Reforming Dies
I will get a somewhat better response in GD, then Reloading, so I wanted to ask a question here. I want to purchase reforming dies for this 256. Mike was kind enough to send me the reloading dies, but I also need to buy reforming dies to go from 357 to 256. Question is how many dies are in this set??? I see some that are three die sets, but most are single die sets. Everywhere I looked, the had one die listed. Then last night I was reading the description of the die, and it said, Most people that buy die number one, will need die number two. Then there was another die that is a case trimming die??? Is that necessary, or can I just use my RCBS case trimmer ??? I understand the process of reforming the case, But how many dies does it take exactly??? I really appreciate any help. This is my first time reforming brass with dies. Oakie
Comments
I vote for the trim die. I believe you will have almost a half inch to trim and while a case trimmer certainly can do that it will be pretty slow by comparison. Bob
"certainly can do that it will be pretty slow by comparison".....THE 1ST THING I DID WHEN I GOT A 'CASE TRIMMER' WAS MAKE AN ADOPTER FOR MY BATTERY DRILL.........ZIP & DONE. As to the forming dies; going from .357 to .257 is a bunch so at least a 2 die set, you could try the dies you have and go in 'steps' (a litle at a time).
Several steps is much better. Trying it in one pass is liable to crush an unacceptable number.
In my wildcatting days, I formed a boxcar of cases. The one where a trim die was most helpful was .30-30 to .30 Herrett. I used a powered case trimmer to shorten .41 Maggies to .41 Special, but did tear the mouths of some when I got too forceful. Turning 9mm Para to 9 Makarov was easier, with only a millimeter of brass to trim. Turning 7-08 to .25 Souper only involved the regular sizing die and a good lube.
I did play with the .256 for a short time, but don't recall how or if I had to form cases. It was a loaner barrel for my Contender. (If memory serves, the owner sent me dies and cases with it.) It was an interesting if impractical round; too much for edible small game and not quite enough for anything else (except raccoons, Oakie!)
I've messed around with the .256 in a Marlin 62 and a T/C Contender.
What worked for me, useing the trim die, Imperial sizing wax (Redding), start the case in, slowly about half way, pull the case out, take your fingers and re-smear the lube and then run the case in all the way.
No mater what you do, every once in awhile you will ruin a case.
Thank you everyone.
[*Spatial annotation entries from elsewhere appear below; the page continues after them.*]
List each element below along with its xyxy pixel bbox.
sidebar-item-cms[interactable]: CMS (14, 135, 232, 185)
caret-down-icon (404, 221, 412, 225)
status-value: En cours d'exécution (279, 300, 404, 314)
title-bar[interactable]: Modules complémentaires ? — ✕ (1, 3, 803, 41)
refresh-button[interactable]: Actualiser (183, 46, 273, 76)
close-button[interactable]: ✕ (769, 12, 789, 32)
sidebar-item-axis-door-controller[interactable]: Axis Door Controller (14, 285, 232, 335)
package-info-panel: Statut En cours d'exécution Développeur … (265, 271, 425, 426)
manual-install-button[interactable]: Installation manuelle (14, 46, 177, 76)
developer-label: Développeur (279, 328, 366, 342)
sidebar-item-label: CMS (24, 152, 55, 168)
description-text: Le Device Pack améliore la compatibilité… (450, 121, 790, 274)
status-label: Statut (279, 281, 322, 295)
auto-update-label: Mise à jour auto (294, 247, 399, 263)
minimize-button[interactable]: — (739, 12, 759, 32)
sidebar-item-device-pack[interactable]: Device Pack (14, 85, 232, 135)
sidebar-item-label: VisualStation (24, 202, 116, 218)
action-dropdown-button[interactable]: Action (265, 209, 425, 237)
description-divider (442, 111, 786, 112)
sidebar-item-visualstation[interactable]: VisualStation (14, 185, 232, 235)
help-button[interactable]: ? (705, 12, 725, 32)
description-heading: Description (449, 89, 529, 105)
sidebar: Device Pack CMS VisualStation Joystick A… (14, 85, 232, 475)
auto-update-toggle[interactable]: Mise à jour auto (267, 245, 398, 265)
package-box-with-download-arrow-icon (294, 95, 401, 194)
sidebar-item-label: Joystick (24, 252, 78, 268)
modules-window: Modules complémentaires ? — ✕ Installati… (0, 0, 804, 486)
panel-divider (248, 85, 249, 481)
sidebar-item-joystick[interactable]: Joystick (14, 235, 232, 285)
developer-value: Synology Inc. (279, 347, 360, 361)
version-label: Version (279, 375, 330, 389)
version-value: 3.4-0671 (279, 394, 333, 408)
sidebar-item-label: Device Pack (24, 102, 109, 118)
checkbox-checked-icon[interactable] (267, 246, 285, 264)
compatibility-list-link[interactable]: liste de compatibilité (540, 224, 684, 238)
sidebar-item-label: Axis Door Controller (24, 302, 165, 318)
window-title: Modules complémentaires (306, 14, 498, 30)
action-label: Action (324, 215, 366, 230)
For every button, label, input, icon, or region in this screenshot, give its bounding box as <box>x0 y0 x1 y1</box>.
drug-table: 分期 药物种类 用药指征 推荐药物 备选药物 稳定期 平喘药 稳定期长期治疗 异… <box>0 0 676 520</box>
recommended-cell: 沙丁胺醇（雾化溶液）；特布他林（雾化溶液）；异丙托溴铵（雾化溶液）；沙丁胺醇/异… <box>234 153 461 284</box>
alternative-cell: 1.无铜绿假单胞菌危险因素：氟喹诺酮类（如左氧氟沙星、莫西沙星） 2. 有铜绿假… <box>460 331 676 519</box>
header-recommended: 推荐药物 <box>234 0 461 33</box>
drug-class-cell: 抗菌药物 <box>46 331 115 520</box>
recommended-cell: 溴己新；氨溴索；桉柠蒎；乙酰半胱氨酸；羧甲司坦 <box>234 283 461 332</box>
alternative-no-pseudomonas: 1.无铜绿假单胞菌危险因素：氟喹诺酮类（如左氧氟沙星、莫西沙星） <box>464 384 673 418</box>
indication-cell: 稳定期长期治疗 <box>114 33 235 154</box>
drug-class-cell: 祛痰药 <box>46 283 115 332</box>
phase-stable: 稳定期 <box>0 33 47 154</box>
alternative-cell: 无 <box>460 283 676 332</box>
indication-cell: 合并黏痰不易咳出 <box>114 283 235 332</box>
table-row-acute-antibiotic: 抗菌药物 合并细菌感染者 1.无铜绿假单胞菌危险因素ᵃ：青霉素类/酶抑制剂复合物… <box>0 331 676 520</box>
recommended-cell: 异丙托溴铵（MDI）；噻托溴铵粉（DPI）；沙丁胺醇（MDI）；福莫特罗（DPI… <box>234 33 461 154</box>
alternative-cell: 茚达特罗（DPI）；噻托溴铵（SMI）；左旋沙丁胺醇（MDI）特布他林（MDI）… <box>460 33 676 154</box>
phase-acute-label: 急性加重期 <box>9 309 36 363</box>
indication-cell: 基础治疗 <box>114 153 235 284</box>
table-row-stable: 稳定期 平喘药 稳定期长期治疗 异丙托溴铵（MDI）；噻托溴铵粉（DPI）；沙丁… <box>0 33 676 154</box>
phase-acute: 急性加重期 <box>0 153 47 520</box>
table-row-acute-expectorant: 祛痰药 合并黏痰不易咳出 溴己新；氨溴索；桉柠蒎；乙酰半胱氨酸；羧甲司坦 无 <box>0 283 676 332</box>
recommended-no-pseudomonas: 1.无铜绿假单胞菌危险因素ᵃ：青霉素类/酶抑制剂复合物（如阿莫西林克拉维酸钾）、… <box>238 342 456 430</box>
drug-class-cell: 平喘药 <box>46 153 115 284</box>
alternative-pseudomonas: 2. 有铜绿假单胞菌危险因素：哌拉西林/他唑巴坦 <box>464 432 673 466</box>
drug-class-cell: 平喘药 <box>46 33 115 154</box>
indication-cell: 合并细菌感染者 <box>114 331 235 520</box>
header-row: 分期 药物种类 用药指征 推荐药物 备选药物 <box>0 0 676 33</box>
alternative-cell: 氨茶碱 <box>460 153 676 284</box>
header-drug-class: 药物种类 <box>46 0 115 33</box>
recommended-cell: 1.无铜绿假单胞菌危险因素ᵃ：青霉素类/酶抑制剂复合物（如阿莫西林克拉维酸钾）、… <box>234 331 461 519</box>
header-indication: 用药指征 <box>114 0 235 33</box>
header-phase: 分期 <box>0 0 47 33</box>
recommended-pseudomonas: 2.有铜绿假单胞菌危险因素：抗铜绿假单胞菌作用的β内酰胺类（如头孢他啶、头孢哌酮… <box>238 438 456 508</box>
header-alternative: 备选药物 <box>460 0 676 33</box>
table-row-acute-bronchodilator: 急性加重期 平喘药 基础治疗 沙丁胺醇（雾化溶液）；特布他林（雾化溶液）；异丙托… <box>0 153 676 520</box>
I did the same as Mike. I made and adaptor for my cordless drill. I will spend the money and buy the case trimmer though. Like everyone has suggested, My father also said to move in small increments. I have plenty of imperial wax and case lube. When I get started, I will ask for more help if I run into a problem. Thanks again.
Trying to make a large caliber reduction in a single pass, as with a single die can result in a fair number rejects due to crimps forming. Some brands of brass can tolerate it fairly well, and others will not probably due to different brass thickness. You may also have to deal with apparently well-formed cases having the the brass at the case mouth too thick requiring reaming.
You probably already know this but annealing the cases after that much sizing would be a good thing. Easy to do and will keep you from splitting that newly formed brass. Bob
I make .357 Herret cases from a 30-30 case it was only one die and a hacksaw.
I just ordered a annealing machine . It should be here by next Wednesday. 285 bucks off Amazon. Pop said the same thing, so I purchased one. I will probably use it a couple of time and get rid of it. LOL
I neck down quite a few different calibers. I use a dremel tool and scratch off the old caliber head stamp before priming.
One of the things that I check is the diameter of the neck AFTER a bullet is seated even if the necks have been turned.
The max neck dimension thickness is listed in reloading manuals.